The nice part about building an older gen FPGA is it quite accurately emulates an older gen chip, usually using a lot more power and requiring a lot more silicon, but at least it works better than "next estimated shipping date 2024"

A fab is $5billion. I know of a large company (I'm not allowed to say who, but you might be able to guess) that when faced with some 16bit CPU going out of production considered building a fab - manufacturing is the core competency, so why shouldn't they make our own chips, and thus keep those old designs based in obsolete CPUs that still work just find running for longer. The cost of a fab was high enough they decided not to. Of course on hindsight if they had built a fab it would have opened just as the supply chain problems started, and the company would have made a mint.

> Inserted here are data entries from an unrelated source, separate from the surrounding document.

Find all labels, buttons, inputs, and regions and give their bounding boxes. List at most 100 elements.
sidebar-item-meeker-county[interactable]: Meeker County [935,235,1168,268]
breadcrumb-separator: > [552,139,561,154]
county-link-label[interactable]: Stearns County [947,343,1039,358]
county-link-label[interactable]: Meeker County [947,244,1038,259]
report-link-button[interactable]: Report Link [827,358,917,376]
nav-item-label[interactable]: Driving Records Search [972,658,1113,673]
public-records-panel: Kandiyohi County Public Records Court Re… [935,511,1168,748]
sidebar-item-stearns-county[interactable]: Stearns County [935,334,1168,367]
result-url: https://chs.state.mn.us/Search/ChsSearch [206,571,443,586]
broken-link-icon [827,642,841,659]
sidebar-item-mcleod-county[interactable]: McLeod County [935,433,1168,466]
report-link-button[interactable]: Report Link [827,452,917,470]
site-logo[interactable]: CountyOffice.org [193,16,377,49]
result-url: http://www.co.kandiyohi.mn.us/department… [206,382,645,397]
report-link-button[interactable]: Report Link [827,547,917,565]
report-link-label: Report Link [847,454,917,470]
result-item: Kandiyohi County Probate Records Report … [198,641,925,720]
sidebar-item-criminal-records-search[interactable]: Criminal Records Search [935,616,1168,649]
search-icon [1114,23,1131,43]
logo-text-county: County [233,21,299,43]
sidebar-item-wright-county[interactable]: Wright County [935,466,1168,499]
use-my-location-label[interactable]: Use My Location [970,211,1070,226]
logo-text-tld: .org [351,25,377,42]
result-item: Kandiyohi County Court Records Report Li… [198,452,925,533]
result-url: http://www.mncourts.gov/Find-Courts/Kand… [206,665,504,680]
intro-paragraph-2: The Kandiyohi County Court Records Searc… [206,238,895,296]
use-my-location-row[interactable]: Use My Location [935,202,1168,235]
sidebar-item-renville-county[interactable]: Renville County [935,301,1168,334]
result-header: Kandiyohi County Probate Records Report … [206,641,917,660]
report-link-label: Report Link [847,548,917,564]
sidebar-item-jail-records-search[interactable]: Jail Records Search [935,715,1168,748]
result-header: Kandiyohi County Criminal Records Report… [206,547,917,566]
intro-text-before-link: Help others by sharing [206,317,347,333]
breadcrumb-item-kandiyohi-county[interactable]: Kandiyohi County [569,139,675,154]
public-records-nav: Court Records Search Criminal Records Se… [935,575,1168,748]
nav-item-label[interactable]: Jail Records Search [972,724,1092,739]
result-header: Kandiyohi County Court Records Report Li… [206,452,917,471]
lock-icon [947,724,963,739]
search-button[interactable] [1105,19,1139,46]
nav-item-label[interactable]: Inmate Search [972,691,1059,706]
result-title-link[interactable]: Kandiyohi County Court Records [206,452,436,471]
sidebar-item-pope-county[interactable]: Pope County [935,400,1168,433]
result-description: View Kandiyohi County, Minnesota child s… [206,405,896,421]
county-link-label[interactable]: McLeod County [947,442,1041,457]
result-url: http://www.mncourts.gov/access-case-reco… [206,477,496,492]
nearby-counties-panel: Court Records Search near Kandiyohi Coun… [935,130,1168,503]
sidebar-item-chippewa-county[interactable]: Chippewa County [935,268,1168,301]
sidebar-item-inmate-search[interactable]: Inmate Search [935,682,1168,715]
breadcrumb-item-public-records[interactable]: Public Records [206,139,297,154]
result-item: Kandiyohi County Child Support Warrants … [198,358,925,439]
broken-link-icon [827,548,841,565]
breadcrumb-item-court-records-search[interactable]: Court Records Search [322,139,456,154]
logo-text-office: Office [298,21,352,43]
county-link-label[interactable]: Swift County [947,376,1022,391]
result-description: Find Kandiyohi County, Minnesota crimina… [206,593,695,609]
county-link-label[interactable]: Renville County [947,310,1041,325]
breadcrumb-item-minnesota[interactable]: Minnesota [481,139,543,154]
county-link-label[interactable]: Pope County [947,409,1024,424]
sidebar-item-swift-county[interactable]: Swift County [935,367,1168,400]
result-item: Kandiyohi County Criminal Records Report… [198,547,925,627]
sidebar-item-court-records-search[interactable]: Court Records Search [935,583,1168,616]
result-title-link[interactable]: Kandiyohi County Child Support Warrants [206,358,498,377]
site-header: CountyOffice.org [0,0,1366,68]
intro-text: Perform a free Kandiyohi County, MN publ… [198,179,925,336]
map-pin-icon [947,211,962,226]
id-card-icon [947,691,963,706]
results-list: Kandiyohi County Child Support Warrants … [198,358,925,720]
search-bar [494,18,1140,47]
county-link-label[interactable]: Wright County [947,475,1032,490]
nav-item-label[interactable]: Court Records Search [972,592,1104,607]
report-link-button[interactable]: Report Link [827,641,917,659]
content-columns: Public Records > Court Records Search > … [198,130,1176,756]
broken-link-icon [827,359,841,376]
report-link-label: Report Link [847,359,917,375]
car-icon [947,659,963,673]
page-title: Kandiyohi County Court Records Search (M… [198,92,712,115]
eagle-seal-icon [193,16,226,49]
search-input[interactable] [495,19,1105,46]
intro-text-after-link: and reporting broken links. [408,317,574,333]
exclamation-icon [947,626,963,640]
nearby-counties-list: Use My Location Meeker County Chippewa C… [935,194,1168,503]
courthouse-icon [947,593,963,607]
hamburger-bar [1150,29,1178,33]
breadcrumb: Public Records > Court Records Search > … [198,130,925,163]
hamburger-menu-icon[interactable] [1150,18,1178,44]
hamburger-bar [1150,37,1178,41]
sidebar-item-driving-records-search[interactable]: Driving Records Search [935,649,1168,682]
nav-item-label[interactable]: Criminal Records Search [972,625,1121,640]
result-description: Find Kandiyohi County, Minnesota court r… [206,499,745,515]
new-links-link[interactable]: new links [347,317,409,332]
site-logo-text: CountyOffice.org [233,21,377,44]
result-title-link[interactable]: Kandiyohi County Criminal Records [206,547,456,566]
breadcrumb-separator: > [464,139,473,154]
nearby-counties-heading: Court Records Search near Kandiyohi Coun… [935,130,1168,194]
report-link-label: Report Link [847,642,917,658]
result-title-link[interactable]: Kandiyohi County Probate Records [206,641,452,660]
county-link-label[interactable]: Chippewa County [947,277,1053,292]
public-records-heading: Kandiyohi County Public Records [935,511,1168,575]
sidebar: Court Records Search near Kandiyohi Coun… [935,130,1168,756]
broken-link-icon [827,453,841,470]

I don't think GM will open a fab on their own. Too expensive for what they need. However a joint GM/Ford/Toyota venture seems possible (if it can get past anti-trust laws!), and that would find customers in the likes of Honda.

> Indefinitely. It doesn't recover. Because (modern, leading process) microchips

Most of our current supply chain problem is on trailing nodes.

Sure, there's not quite enough capacity on the leading nodes: there never is. It's a bit worse now than usual, but...

The big thing that's new here is increased demand plus some disruption on production has shown how little excess production exists for microcontrollers and various low-end ICs in consumer and industrial goods. It's difficult to justify building additional production on mid-end nodes, as margins are likely to fall back down in the future... but one can imagine various ways this nets out OK (e.g. countries deciding domestic production of these items is critical for national security reasons and supplying subsidy).